The ‘Mother and Baby Package Project’ intervention covers more than one million children <5 years of age in mid-western China from 2006 to 2010. The baseline survey found that stunting was as high as 30·2 % and was the most serious problem impeding child growth and development. In addition, we found a new phenomenon: the high ‘overweight’ rate in poor areas. On further analysis we definitely indicated this kind of ‘overweight’ was ‘stunting overweight’, and the way to solve it should be to increase protein and other nutrients early, and possibly even to pregnant women, but not to decrease energy intake alone. These results constitute very useful information and should also be taken into account for the ongoing project.

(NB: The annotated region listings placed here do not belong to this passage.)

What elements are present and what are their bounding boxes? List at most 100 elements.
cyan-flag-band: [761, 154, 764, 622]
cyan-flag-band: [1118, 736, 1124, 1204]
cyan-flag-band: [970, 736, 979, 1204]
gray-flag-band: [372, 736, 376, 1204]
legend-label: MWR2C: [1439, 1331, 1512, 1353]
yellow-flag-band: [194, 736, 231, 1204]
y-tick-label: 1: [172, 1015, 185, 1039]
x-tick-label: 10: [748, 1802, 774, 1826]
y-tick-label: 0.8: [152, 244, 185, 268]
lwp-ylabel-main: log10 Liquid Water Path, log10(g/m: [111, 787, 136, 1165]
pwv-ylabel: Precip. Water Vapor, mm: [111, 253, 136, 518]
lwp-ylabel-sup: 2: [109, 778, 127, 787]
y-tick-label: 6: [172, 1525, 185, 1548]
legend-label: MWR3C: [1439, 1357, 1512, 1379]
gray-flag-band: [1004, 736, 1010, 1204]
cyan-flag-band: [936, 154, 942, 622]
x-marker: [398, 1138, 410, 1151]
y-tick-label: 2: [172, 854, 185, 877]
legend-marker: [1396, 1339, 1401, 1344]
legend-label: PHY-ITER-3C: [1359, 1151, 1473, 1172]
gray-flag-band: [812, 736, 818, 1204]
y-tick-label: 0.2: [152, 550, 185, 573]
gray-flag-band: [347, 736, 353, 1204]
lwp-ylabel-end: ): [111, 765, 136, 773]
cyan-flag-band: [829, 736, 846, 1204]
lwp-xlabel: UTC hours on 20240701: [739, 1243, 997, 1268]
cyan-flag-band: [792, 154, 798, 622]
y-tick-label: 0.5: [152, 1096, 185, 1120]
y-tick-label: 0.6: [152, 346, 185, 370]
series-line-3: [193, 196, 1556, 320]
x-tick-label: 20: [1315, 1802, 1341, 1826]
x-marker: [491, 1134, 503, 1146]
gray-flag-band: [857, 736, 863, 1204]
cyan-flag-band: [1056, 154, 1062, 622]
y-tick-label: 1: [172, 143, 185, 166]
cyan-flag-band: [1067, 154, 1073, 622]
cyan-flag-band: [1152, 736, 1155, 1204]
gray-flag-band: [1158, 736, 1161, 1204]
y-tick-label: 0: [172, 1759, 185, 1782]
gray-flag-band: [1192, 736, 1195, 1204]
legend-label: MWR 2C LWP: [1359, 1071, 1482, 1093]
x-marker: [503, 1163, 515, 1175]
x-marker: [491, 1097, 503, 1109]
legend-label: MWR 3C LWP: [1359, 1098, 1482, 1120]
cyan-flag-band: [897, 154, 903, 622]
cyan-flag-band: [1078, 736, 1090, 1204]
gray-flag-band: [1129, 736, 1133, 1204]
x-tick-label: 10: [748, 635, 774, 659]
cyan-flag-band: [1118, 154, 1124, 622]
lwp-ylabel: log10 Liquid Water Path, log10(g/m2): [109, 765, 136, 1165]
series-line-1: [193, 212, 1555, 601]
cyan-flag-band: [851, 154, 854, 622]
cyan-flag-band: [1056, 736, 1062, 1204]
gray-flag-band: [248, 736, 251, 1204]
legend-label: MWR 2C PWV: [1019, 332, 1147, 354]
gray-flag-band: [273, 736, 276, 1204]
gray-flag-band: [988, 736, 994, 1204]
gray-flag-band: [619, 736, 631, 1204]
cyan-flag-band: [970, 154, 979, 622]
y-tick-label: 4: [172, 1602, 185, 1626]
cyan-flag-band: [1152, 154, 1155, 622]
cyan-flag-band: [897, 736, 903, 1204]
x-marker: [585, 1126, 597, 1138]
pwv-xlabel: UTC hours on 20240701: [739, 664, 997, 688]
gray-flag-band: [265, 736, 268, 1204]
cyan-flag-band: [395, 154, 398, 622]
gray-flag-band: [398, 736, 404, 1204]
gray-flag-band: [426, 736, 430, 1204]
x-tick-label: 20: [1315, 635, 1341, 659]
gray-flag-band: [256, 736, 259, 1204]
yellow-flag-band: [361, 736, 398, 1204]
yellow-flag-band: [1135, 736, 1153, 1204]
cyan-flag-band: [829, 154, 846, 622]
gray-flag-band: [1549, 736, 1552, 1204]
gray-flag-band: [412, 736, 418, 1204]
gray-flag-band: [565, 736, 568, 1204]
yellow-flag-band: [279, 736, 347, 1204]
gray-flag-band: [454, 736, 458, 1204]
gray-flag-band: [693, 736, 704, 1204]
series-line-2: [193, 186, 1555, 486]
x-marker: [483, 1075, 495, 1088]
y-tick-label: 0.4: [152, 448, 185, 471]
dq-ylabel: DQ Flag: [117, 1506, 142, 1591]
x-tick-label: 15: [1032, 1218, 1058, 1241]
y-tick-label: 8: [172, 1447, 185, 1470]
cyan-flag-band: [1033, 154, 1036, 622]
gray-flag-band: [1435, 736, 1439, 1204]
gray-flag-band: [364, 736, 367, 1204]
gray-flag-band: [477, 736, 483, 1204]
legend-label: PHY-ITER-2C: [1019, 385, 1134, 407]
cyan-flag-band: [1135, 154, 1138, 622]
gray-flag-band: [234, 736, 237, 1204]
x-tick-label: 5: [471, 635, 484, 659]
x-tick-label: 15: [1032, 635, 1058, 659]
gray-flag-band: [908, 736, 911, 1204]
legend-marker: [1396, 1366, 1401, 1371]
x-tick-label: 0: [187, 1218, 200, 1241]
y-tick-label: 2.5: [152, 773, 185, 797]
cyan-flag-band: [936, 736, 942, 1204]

Sources of funding: This study was supported/funded by UNICEF and the Chinese Ministry of Health. Conflicts of interest: None declared. Author contributions: X.W. conceived and designed the paper and led the writing; B.H. led the revision of the manuscript and especially edited the paper for language; S.G. designed the study; S.L. designed the study and managed analysis data; W.Z. performed analysis and writing; Y.W. supervised and designed the study. Acknowledgements: We are grateful to Dr Koen Vanormelingen of UNICEF for his support in study concept and design, Messrs Bin Cao and Deying Zhang of the Chinese Ministry of Health for administration of all field process, Mr Bohua Li for statistical advice, and Dr Jingxiong Jiang, Ms Lijuan Li, Ms Huisan Wang, Ms Bo Hao and Ms Gengli Hao for revising the study concept. We also thank Professor Lin An, Professor Jingxu Zhang, Dr Yanqiu Gao, Dr Zhenghong Ren, Ms Ping Duan, Dr Haijun Wang, Dr Chuyun Kang, Professor Xiaolixun Chen, Ms Yuanyuan Wang, Ms Peng Liu, Ms Suizan Zhou, Ms Yuguang Hu, Ms Haihong He, Ms Wenjun Ma, Ms Zhilan Li, Professor Lirong Ju and Professor Li Yang for their help in obtaining data. We extend our gratitude to the thirteen provinces (Gansu, Qinghai, Jiangxi, Xinjiang, Chongqing, Sichuan, Guizhou, Guangxi, Shaanxi, Inner Mongolia, Shanxi, Tibet and Ningxia) and the fifty counties (Jingning, Linzhao, Yongdeng, Linchuan, Anyuan, Huangyuan, Minhe, Huzhu, Guide, Nileke, Xinyuan, Pishan, Shache, Kaixian, Chengkou, Bishan, Cangxi, Pingchang, Muchuan, Xuanhan, Pingguo, Napo, Gongcheng, Lusai, Huguan, Hunyuan, Xiaxian, Mixian, Yuyang, Zhenan, Chayouhouqi, Keerxinzhongqi, Dawaer, Huangping, Congjiang, Panxian, Tongren, Pingtang, Xixiu, Lazi, Jiangzi, Kangma, Chaya, Jiacha, Cuomei, Shenzha, Haiyuan, Xiji, Yuanzhou and Jingyuan) for their support in the field work.